Eventually I give in. Open my eyes. Today my reward is the sweet sight of baby girl fully and totally asleep. Her thumb hangs halfway out of her mouth, her other arm resting against the swell of her soon-to-be (any day now, any minute) baby brother or sister. Under that arm, her two constant companions are pinned between us: the doll I made for one of her brothers, and the rainbow dinosaur her aunt and uncle brought back from Brazil. Behind her lay her three blankets, one Grandma-knit, one Oma-sewn, and her car blanket that somehow migrated to her sleeping space during the past few hot weeks. She is utterly abandoned to sleep and I marvel at her, study this toddler-baby who is both so small and so big at once.
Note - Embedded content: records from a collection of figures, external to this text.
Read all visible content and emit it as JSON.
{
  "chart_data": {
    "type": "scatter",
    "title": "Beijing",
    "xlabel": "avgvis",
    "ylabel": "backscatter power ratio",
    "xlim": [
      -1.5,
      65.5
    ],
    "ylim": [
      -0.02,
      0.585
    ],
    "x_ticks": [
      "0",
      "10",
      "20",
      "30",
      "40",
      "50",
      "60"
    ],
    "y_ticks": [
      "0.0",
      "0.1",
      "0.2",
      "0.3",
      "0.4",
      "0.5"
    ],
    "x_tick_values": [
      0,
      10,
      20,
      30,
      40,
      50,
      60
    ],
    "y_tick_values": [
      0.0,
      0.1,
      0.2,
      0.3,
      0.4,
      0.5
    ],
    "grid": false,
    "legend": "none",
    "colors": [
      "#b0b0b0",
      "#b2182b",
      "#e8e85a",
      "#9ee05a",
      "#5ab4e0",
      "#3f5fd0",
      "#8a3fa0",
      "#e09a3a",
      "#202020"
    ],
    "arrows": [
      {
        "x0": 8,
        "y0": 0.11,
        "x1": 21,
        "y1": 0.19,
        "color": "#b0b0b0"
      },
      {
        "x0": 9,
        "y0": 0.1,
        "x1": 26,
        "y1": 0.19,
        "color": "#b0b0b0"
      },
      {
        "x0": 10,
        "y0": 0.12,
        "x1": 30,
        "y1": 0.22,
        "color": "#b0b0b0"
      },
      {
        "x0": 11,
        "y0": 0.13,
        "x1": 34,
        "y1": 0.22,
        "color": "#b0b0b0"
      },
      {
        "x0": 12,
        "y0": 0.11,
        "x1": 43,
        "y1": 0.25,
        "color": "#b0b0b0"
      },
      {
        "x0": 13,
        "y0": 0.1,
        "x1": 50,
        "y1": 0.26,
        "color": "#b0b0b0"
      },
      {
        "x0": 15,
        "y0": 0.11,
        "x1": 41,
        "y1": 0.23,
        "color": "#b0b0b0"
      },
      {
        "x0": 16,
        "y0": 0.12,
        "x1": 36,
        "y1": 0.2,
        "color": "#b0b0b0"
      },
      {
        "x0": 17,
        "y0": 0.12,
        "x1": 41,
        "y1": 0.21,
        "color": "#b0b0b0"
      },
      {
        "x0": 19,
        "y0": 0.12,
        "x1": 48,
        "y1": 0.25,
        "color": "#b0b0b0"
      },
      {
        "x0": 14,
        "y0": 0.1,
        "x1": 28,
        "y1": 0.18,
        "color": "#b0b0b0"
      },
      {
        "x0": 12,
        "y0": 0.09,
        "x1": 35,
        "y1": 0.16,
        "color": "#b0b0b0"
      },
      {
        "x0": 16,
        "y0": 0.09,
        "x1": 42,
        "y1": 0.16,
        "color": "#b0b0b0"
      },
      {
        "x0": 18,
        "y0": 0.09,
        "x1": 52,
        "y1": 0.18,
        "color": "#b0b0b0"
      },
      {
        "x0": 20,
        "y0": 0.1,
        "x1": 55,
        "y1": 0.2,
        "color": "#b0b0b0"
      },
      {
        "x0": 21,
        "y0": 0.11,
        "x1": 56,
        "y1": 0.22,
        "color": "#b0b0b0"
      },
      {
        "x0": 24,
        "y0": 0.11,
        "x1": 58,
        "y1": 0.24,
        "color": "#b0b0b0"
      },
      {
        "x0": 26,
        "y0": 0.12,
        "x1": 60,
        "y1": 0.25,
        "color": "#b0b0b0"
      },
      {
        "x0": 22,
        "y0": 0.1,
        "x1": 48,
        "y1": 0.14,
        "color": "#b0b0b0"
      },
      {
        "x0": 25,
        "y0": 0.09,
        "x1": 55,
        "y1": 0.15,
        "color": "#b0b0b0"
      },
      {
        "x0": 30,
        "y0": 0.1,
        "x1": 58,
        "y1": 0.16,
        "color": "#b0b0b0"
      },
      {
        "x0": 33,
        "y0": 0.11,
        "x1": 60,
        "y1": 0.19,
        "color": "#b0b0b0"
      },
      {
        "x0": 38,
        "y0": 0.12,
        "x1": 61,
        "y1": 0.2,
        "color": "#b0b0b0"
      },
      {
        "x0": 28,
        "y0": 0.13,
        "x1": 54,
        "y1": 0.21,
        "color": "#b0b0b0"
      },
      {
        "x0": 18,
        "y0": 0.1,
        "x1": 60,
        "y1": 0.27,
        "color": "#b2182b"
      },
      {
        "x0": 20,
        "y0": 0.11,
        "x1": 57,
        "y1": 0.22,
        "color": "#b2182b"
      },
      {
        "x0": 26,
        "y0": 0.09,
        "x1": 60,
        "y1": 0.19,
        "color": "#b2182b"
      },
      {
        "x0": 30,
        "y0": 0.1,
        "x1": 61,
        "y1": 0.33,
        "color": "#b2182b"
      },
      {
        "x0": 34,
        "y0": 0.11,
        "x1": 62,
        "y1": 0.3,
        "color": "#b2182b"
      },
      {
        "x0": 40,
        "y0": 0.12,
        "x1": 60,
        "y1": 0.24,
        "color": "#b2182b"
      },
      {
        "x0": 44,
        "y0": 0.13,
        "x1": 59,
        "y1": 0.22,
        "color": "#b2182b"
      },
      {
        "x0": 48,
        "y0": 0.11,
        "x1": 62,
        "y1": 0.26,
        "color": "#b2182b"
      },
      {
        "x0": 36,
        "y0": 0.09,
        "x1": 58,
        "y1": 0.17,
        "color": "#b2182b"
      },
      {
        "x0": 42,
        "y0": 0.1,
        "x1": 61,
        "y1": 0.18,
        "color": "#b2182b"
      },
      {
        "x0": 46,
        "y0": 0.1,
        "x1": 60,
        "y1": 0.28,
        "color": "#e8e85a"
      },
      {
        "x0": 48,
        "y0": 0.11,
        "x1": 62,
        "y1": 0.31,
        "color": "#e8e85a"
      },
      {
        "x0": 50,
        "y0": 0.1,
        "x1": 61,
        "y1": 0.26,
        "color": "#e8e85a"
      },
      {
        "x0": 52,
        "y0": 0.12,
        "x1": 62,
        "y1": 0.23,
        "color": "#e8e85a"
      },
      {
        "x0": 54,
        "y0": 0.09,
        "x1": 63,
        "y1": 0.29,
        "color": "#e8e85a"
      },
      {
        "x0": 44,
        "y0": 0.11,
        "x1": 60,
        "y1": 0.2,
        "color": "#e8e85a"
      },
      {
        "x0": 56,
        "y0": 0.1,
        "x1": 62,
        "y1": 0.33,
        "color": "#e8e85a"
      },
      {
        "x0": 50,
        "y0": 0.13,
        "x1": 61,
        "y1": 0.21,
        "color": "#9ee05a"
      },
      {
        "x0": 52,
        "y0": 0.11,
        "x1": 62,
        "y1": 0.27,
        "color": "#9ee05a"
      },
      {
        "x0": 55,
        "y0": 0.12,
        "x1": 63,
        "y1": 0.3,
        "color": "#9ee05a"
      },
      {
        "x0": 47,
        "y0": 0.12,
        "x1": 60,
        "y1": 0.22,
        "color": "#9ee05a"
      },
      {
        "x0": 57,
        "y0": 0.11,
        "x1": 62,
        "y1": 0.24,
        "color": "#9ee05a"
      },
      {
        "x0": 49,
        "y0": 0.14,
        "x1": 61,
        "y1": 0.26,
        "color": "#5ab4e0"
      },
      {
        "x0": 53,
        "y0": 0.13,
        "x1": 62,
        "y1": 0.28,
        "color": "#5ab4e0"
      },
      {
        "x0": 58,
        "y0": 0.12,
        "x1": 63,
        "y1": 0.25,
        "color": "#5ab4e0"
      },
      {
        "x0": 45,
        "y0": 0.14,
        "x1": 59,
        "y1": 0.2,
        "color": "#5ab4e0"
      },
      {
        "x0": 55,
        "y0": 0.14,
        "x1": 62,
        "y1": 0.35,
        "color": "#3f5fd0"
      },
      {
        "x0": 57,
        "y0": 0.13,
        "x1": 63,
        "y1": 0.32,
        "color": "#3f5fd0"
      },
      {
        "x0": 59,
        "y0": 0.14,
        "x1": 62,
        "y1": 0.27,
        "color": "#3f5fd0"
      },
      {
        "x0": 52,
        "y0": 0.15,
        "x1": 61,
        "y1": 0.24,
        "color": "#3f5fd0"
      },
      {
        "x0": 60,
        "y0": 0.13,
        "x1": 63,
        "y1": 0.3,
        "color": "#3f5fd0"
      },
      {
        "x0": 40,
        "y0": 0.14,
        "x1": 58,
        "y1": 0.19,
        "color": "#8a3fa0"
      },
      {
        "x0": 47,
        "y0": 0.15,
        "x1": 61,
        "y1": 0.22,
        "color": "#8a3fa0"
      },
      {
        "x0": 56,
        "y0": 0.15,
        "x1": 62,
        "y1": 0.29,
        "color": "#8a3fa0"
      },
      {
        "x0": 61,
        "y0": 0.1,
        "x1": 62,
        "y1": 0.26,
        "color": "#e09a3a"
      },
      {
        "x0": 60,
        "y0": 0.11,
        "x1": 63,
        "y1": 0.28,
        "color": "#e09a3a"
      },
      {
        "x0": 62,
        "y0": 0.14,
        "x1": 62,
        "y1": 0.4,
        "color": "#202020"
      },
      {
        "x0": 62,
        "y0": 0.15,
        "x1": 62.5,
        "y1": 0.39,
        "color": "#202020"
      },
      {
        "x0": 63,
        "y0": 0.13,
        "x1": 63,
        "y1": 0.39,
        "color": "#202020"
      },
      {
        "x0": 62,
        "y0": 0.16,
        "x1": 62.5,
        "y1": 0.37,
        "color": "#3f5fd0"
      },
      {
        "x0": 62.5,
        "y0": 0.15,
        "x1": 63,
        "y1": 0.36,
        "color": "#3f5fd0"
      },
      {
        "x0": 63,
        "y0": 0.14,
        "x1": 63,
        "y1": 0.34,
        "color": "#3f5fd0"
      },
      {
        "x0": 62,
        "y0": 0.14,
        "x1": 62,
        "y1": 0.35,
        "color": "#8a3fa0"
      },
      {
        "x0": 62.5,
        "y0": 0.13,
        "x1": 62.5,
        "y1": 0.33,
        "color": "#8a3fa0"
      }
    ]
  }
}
At the end of the bed, the husband is fastening his belt. It felt like only moments ago he had been pressed against my back, arm over me as we slept, interrupted by his alarm (Doctor Who theme, because we're geeks like that) reminding him to get out of bed every few minutes. No contractions meant I couldn't rescue him from this last work day of the week. He kisses me goodbye and leaves quietly. He'll text me later, I know, asking me to go into labour so he can come home from a boring day at the office, and I'll reply in faux-annoyance but it's been five days of this and the annoyance isn't entirely a joke at this point.
Some days I manage to fall back asleep after he leaves. Today I stay awake, just lying there quietly, thinking, until baby girl wakes up too and her early-riser brother hears her babbling and bursts into the room and the day has started, time for breakfast. My time of lingering is over.